Calvillo lamentó que son pocos los grupos como la Red Fronteriza por los Derechos Humanos, quienes han levantado la voz ante los gobiernos de Estados Unidos y México para denunciar las violaciones que ambos países han cometido contra los migrantes con acciones como el retorno bajo el programa “Quédate en México” de los Protocolos de Protección a Migrantes (MPP), la instalación de la Guardia Nacional mexicana en el río Bravo, el cierre de los puentes internacionales, la agenda de audiencias en las Cortes de Inmigración hasta 2021 y ahora la expulsión bajo el Título 42.

“Es un tema que estamos viendo con las autoridades federales y estamos procurando que las personas que sean retornadas bajo el Título 42 fueran retornadas por Ciudad Juárez, que es donde hemos instalado mayores capacidades para recibir a personas en situación de movilidad. Palomas, como puerto fronterizo del municipio de Ascensión, aún no tiene esas capacidades y últimamente ha recibido a un número extraordinario de personas”, señaló el coordinador general del Consejo Estatal de Población y Atención a Migrantes (Coespo), Enrique Valenzuela.

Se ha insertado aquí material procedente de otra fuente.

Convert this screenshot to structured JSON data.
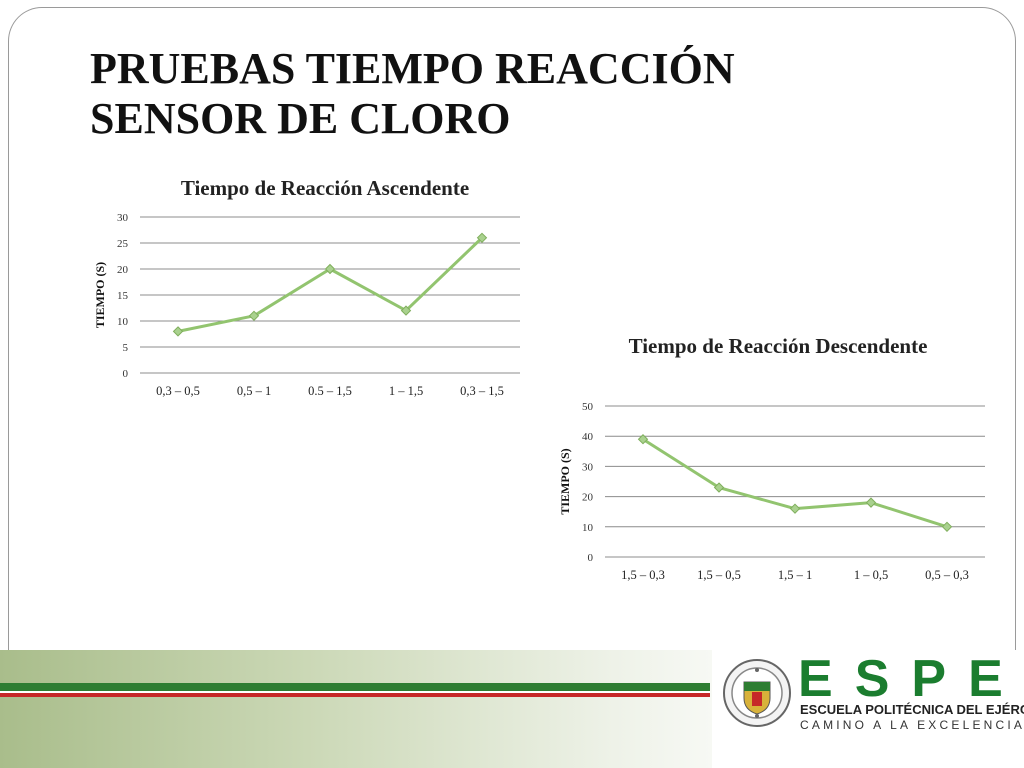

El cierre de la frontera de Estados Unidos y la suspensión de los trámites de asilo político han provocado además que los migrantes que esperan en Ciudad Juárez busquen cruzar por el desierto de Janos, quienes también son expulsados por Palomas, señaló Alex Rigol, representante de la Organización Internacional para las Migraciones (OIM) de Naciones Unidas en esta frontera, durante la presentación de la Comisión de Alcaldías para la Atención de personas Migrantes en el Noroeste de Chihuahua (Caamino).

El objetivo de Caamino, es abordar los retos en materia migratoria en los municipios de Janos, Nuevo Casas Grandes y Ascensión, para fortalecer el vínculo entre los actores que atienden los temas migratorios con los actores de dichas entidades, apuntó. 

Durante un recorrido realizado por El Diario se observó en la frontera con Palomas, la construcción del muro que comenzó en 2018 a lo largo de 74 kilómetros del desierto, entre el Condado de Doña Ana y el Condado de Luna, con una inversión de 789 millones de dólares, de acuerdo con el Departamento de Seguridad Nacional (DHS, por sus siglas en inglés). (Hérika Martínez Prado / El Diario)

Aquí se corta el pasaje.